With these new routes comes some trial and error. I commend airlines for trying new routes, but I guess sometimes the math doesn’t work out the way they were expecting.

San Jose Airport in California is one that has benefited from longhaul expansion, as the airport now has both transatlantic and transpacific flights. Unfortunately the airport lost one longhaul route last month, and will lose another one this month.

Lufthansa will be discontinuing their flight between Frankfurt and San Jose as of October 27, 2018. This flight has an interesting history:

  • Lufthansa began flying between Frankfurt and San Jose 5x weekly as of April 29, 2016
  • While the route was initially operated year-round, they suspended the flight between October 2017 and March 2018, though they claimed that this was “purely for operational reasons due to a shortage that [they] have in staffing crews in [their] intercontinental operations”
  • In March 2018, Lufthansa resumed operations, and made a point of saying that the route would return year-round

Now Lufthansa has quietly removed this flight from the schedule. Not only has it been removed from the schedule for winter, but it’s not showing for next summer either, so it looks like it’s being removed permanently.

This flight has been operated by a Cityline Airbus A340-300, featuring just 18 business class seats. So while you’d think San Jose would be a business market, the route had a configuration more designed for leisure destinations.

Lufthansa continues to operate flights to Los Angeles, San Francisco, and as of recently, San Diego.

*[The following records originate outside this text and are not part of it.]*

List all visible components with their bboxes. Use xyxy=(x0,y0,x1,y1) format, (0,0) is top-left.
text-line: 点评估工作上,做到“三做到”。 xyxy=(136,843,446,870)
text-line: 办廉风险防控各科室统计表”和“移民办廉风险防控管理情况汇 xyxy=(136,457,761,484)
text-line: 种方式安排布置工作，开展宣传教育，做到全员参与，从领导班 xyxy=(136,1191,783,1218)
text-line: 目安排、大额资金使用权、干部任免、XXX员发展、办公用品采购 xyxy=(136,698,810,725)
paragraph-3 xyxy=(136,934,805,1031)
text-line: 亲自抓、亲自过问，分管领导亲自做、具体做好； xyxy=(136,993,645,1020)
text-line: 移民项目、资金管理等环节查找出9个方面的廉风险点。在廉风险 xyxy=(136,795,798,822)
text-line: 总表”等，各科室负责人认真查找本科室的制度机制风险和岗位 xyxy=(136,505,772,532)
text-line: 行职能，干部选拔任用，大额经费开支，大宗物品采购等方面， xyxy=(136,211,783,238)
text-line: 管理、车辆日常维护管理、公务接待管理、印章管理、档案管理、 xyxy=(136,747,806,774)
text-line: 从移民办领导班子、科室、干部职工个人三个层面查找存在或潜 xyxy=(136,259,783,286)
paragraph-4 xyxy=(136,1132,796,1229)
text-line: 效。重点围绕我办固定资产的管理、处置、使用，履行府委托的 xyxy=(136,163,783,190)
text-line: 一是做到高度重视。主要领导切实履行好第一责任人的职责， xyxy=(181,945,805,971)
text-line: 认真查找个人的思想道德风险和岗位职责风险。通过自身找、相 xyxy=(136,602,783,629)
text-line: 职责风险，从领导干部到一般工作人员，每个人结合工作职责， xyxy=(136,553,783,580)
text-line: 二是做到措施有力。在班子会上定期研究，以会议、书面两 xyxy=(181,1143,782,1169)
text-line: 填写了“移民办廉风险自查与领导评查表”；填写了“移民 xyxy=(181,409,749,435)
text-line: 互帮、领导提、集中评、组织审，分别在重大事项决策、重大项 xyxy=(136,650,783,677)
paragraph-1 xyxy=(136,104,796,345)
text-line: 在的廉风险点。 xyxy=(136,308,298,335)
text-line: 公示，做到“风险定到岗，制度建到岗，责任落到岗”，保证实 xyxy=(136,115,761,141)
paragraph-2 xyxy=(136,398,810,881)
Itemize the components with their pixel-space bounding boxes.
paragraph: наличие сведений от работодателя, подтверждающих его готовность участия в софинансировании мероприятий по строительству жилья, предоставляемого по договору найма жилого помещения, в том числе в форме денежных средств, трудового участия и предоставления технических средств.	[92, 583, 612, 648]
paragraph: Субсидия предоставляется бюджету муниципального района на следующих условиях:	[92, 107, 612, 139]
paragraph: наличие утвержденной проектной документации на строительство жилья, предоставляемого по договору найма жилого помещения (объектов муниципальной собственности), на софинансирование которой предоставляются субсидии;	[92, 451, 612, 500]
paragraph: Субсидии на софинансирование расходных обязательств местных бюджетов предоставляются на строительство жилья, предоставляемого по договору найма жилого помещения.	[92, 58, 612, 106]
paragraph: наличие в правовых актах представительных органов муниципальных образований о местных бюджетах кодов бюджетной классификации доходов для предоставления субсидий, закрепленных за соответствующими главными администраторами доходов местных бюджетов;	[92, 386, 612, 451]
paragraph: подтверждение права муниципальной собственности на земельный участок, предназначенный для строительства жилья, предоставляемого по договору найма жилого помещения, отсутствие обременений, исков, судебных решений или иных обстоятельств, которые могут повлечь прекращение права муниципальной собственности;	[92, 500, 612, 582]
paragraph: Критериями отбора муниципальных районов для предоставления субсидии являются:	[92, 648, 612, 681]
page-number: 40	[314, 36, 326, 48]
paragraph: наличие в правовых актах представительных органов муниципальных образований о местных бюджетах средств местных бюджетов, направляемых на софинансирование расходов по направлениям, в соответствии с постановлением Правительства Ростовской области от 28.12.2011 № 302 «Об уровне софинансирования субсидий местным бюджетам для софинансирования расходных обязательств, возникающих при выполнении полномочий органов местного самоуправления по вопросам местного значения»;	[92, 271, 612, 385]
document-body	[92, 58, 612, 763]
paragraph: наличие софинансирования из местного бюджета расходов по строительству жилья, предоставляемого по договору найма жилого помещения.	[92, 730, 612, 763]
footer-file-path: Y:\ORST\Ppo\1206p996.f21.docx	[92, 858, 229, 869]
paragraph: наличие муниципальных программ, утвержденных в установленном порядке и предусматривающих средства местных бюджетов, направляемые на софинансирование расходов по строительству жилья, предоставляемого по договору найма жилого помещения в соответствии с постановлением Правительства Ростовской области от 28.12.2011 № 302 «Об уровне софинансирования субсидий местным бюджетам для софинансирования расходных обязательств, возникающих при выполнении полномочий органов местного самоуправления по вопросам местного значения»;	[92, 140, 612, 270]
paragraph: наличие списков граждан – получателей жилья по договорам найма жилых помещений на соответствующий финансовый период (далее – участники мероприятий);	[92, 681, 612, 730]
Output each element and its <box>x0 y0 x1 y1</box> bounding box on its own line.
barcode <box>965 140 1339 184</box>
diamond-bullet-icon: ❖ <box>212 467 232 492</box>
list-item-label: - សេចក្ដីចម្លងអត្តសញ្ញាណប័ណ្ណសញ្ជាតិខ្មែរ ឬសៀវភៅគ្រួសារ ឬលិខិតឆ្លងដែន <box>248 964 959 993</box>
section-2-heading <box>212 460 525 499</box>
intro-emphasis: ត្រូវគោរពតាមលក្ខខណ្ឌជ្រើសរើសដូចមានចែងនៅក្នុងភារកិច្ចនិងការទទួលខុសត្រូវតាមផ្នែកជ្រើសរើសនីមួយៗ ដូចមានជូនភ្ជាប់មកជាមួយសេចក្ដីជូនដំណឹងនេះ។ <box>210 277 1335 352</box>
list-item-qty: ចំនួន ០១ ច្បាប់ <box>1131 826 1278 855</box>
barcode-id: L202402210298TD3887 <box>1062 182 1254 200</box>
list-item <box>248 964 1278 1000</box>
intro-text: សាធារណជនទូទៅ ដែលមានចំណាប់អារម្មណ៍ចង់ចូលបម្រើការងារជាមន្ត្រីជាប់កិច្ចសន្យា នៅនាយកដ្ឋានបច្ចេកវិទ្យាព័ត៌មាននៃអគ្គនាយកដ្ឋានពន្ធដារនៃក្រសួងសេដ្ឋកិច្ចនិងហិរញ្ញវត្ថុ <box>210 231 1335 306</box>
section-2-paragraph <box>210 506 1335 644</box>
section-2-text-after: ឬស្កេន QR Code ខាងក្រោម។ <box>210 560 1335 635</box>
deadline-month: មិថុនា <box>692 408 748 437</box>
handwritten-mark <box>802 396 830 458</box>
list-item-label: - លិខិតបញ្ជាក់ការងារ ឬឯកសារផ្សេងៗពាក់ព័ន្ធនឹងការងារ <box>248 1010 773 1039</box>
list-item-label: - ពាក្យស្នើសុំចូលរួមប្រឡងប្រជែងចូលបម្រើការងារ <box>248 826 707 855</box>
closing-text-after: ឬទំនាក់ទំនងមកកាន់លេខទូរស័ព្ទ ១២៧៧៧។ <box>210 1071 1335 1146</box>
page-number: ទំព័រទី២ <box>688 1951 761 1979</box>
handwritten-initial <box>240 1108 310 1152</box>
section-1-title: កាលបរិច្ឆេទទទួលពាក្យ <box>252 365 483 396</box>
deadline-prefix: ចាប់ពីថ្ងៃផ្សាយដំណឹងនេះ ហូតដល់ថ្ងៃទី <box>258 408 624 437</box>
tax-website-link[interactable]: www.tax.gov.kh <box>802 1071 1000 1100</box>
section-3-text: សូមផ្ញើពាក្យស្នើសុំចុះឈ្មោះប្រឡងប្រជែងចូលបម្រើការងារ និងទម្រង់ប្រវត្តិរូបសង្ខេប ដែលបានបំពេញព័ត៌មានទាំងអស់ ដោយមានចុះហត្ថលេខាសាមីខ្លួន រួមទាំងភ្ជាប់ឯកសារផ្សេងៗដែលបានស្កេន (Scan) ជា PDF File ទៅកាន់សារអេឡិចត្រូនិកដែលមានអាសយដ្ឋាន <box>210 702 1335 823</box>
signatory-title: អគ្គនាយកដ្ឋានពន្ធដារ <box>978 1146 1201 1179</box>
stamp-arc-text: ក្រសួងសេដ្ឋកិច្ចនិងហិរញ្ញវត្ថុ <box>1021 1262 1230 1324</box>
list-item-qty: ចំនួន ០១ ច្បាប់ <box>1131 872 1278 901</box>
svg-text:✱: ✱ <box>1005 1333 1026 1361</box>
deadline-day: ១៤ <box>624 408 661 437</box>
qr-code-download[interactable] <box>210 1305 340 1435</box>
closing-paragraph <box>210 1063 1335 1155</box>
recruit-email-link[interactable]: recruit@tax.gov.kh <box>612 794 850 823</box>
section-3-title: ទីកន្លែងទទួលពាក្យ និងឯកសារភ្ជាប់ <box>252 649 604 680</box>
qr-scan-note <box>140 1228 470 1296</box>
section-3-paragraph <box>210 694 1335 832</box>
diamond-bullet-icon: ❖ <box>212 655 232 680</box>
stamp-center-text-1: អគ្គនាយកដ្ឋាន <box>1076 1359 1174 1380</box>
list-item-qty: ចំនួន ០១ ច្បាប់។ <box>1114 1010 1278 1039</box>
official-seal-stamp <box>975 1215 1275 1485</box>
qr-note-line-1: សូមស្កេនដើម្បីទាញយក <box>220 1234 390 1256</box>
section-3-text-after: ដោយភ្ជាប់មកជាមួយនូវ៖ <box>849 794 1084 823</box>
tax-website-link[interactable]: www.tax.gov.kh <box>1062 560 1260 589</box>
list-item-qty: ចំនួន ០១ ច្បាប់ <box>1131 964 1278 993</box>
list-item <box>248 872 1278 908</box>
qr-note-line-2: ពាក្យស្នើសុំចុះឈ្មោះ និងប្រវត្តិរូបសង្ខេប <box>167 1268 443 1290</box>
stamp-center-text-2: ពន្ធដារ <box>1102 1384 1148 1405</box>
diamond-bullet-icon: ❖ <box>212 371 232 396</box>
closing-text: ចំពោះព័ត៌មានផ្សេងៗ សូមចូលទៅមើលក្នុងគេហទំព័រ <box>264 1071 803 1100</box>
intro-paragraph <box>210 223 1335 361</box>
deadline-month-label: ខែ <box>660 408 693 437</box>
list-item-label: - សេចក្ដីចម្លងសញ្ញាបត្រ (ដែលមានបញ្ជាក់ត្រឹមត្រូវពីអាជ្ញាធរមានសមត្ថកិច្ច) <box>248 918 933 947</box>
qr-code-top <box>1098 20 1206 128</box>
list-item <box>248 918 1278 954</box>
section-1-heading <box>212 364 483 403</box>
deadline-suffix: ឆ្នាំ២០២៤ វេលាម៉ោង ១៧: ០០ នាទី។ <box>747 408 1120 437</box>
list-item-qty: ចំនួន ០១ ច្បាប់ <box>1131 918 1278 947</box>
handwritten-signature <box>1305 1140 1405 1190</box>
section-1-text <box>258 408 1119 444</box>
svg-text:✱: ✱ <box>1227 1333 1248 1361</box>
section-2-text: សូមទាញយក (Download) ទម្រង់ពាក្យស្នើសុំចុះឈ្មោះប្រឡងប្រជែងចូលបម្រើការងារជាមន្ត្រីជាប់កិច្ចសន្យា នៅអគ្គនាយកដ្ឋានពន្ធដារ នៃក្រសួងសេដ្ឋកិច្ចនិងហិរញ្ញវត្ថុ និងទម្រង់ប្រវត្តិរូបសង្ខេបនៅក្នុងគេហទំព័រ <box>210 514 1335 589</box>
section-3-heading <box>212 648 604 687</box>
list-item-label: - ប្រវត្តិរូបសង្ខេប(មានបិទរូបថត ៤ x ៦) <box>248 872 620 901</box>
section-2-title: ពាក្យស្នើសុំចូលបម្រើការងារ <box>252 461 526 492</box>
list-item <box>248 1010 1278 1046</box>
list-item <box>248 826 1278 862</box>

My guess is that there was just too much overlap between the Bay Area airports, and they just couldn’t make both San Jose and San Francisco work.

Interestingly Air China also launched flights between San Jose and Shanghai in 2016, though the airline canceled their flights as of a couple of weeks ago.

At this point San Jose’s intercontinental service includes an ANA flight to Tokyo Narita, a British Airways flight to London Heathrow, and a Hainan flight to Beijing.

British Airways 787 at San Jose Airport

Are you surprised to see Lufthansa cut their San Jose to Frankfurt flight?